Somehow, her missing finger began to throb, as if she had only just remembered that the loss of it was painful. A phantom pain, eerie and old, but a pain nonetheless. Effy gripped the hag stone, even though she knew it would not save her.
“The world has not been kind to you, Euphemia,” he went on, in his silk-sharp voice. “But I can be. If you obey, if you give yourself over to me entirely, I will be so kind, it will make you weep. When you were young, all I could take was your finger. Now I will have the rest.”
“No,” she said, even as her breath came in rough, panicked spurts. “No. I don’t want to go with you.”
The Fairy King cocked his head, and for a moment he looked quizzical. Almost human. “And why not? What is tying you to this insipid mortal world? Here you are just another beautiful girl who has been treated meanly. With me, you could be something so much greater. With me, you could be a queen.”
Part of her had waited her entire life to hear those words, fearing them and yearning for them in equal measure. Effy let out a tremulous breath, the phantom pain of her missing ring finger still throbbing.
The belief, the hope and the terror both, had kept her alive. At last Effy understood the magic of Hiraeth, its curse and its blessing. Hiraeth Manor, the grand thing that Ianto had wanted her to build, would always be an imagined future, a castle in the air. The magic was the impossibility of it. The unreal could never disappoint you, could never harm you, could never falter under your feet.
But now the real and the unreal had snarled together and it no longer mattered which was which. Effy was staring down the Fairy King in all his immense power, and she was just a girl clutching a hollow stone.
“I’ll do it if you save him,” she blurted out. “Save Preston, and I’ll go with you. I’ll do whatever you like.”
The Fairy King looked at her with a treacherous fondness. “I don’t make slanted deals with mortal girls. Mortal girls make their desperate bargains with me. You have walked into my world already, Euphemia. You took the bait and sauntered right into my trap. I will have you no matter what, my darling girl. You will not elude me again. But it would make me so much happier if you took my hand and came with a lovely smile on your face.”
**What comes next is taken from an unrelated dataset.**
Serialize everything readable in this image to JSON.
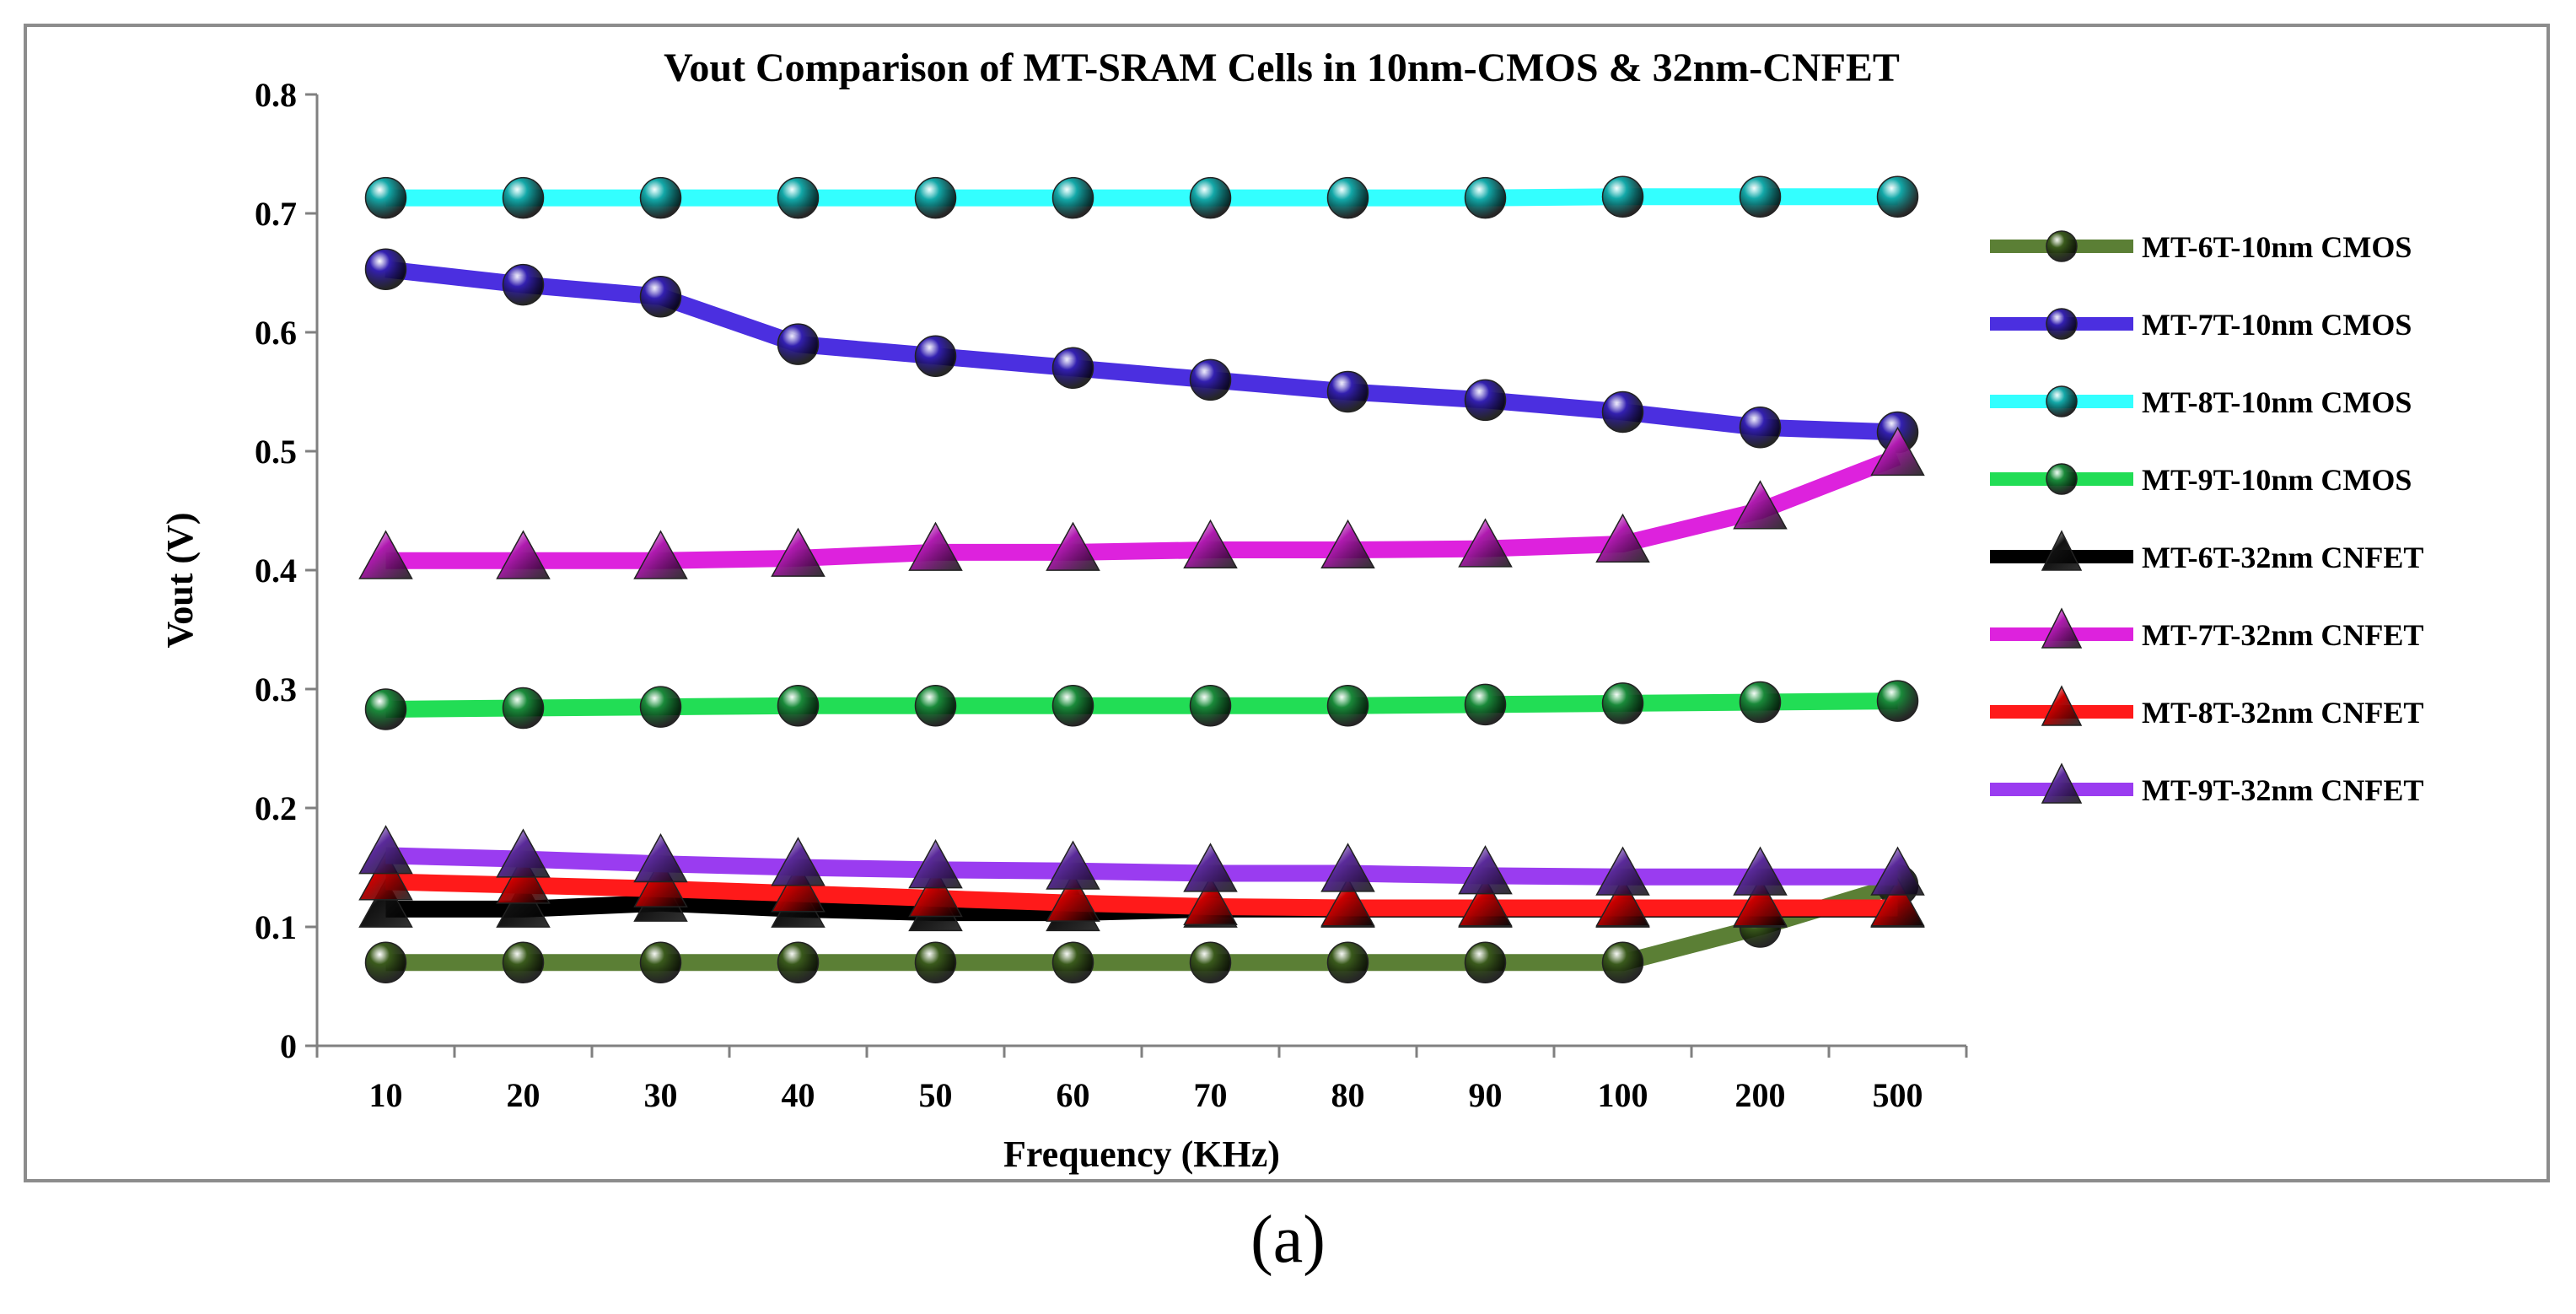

It would have been painless. Effy knew that. If it was a kind of death, it would be much quicker than drowning, easier than falling into the sea along with this ruined house.
In some way, she had always yearned for this, to slip through the final crack in the world. But she had a rope to tether her now, and walls that stood, and a foundation that was strong.
A seed of something began to bloom in Effy’s mind.
“How would you have me?” she asked carefully, trying to make her voice sound low and sweet. “Would you have me on my knees?”
The idea seemed to surprise the Fairy King, if he were a creature capable of feeling such a thing. He smiled his beautiful smile.
“Yes,” he said. “It would make me very happy, to see you kneel.”
Very slowly, Effy lowered herself to the ground. The broken glass dug into her knees, but she swallowed the pain of it. As the Fairy King stalked toward her, she scrabbled through the wreckage until her hands closed on a long, broad shard of glass, about the size of a small dagger.
“Euphemia,” the Fairy King said, his voice a warning.
“Don’t,” she bit out. “Don’t speak my name.”
And then she held up the shard, the bit of mirrored glass that took in the Fairy King’s form and reflected it right back at him.
He stared at himself for a long moment, seeing, for the first time, his own lovely face, his black hair, his bone crown. The moment felt so heavy that Effy nearly let her arm drop from the weight of it.
Just as she was about to give up, there was a second shuddering metamorphosis: in the mirror, the Fairy King changed. His beautiful face turned waxy and sallow, cheeks hollowed like porcelain bowls. His hair grew silver and brittle and then fell out.
His skin sagged around his bones, creasing with wrinkles, and in the span of seconds he became a very, very, very old man, pitiful and mortal after all.